Ahí empezó la diversión. Decidieron que nos tiraríamos por la olla como patinando sentados. Lo que se suele llamar “culopatín”. El sistema era: un nylon o campera al piso para sentarse y no mojarse el pantalón, una soga para atar al culopatinero en el torso, por debajo de los brazos. Tirarse de a uno o dos chicos, mientras los papás nos sostenían desde arriba con esa soga.

Una cosa es relatarlo así sin más. Pero otra muy distinta fue vivenciar esa experiencia, ese acto de arrojo (nunca mejor dicho: arrojo), que consistió en  ser arrojado pendiente abajo con la velocidad que da la misma pendiente, más la nieve que resbala.

Recuerdo hasta el día de hoy, el momento en que me tocó lanzarme. El viento cortando mi cara, el paisaje que se me venía encima, el vacío que se abría delante de mí, el tirón de la soga sobre mi cuerpo en el justo momento en que el precipicio tocaba mis botas y el largo de la misma llegaba a su fin. La soledad de sentirme en el límite de la olla de nieve sin más sostén que la cuerda, que cual cordón umbilical me unía a la vida. El silencio de la montaña cuando quedé colgada mirando el abismo.

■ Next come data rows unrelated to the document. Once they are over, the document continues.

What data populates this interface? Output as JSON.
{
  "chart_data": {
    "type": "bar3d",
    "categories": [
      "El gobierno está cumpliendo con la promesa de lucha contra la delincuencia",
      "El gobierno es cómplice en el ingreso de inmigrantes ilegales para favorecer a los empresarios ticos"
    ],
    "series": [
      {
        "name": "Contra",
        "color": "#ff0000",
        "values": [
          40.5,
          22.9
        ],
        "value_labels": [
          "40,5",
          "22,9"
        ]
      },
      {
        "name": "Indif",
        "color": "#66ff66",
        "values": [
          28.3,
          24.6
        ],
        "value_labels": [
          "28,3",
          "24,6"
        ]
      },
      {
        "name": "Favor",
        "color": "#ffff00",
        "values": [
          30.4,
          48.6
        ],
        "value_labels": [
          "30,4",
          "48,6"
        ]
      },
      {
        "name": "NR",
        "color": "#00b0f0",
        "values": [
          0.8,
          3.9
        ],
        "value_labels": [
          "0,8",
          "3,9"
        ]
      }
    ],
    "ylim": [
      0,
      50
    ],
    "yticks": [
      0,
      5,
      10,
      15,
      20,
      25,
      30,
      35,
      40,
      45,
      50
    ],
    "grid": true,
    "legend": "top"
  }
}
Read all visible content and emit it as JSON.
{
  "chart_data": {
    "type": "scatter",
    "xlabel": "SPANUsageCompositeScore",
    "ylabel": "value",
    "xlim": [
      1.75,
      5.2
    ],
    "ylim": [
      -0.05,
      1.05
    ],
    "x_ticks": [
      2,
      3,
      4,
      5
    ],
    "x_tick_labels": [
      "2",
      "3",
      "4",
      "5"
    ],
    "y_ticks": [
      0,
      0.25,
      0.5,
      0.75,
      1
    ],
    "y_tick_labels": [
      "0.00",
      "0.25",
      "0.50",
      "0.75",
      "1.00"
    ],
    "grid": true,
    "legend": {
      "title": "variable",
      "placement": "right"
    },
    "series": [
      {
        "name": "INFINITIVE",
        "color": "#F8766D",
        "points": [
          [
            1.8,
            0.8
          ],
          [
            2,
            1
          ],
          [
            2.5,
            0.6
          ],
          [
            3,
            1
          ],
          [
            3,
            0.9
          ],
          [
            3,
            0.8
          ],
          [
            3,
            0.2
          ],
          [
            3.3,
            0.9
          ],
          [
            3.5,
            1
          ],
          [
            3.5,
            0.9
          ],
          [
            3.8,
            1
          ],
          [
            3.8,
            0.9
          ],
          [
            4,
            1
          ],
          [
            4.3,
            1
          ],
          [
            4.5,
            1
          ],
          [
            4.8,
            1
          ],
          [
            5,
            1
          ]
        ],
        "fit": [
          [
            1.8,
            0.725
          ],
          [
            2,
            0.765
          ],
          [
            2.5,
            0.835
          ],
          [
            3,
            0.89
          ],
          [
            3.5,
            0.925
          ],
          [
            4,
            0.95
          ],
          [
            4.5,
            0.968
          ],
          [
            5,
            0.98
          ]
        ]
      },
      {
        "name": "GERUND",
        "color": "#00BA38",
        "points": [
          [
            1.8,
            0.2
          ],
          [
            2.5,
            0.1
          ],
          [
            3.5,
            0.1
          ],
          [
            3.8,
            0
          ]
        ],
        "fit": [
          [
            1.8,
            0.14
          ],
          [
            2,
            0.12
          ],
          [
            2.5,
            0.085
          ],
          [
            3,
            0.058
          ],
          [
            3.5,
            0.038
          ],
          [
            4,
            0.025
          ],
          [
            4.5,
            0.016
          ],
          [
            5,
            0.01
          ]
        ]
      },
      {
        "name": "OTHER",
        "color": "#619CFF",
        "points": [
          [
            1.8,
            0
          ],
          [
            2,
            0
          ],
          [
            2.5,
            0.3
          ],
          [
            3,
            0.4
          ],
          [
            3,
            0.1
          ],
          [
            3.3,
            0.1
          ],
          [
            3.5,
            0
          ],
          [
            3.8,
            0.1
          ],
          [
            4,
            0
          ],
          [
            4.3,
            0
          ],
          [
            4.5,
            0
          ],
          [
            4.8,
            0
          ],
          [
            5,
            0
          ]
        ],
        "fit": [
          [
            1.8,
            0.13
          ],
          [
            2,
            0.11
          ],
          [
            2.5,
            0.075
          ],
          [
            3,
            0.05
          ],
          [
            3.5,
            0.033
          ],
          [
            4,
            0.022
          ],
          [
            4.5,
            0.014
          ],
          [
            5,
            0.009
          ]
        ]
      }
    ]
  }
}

Luego, darse vuelta para agarrarse de esa soga, caminar por la nieve dura, acercarse al borde de la olla para subir por las piedras.

Me cuesta aún hoy, ser ecuánime con mi juzgamiento de estos tres padres por haber hecho semejantes juegos peligrosos. O eran unos locos inconscientes o la experiencia fue muy al límite para mi tamaño y la inmensidad del paisaje. Quizás no fue ni lo uno ni lo otro. Nunca lo sabré. Guardo esta experiencia como un tesoro único en mi vida, diferente y adrenalínico, y que disfruté absolutamente. Tan intensa fue, que está grabada en mi memoria y al escribirla evoco el clima, las texturas, los sonidos, el aire.

Mis recuerdos de la excursión al Cerro Falkner llegan hasta aquí.

Sobre el descenso y llegada al campamento, el olvido accionó sus mecanismos y no hay restos. Excepto la imagen de mamá, al atardecer recibiéndonos preocupada. No debemos olvidar que eran épocas sin celulares, por lo que el silencio comunicacional era importante.

En la vacación del verano del 2017, más de 40 años después, pasé por el lago Falkner con mi marido y mi hijo de 10 años. Les conté esta historia. Paramos en la costa, mojé mis pies, sentí el sol sobre mi rostro, toqué la tierra. Traté de encontrar la montaña, una vez que creí reconocerla, intenté vanamente ver en ella algo de lo que relato aquí. Busqué el sitio del campamento. Olisqueé la naturaleza como si el olor me llevara al antes, pero… no lo logré. Era otro lago, otro sol y otra tierra.

Lo escribo para revivir en mi corazón la adrenalina de esos lanzamientos en la olla de nieve. Tal vez comparables con mis primeras sensaciones amorosas por ese chico llamado Alan.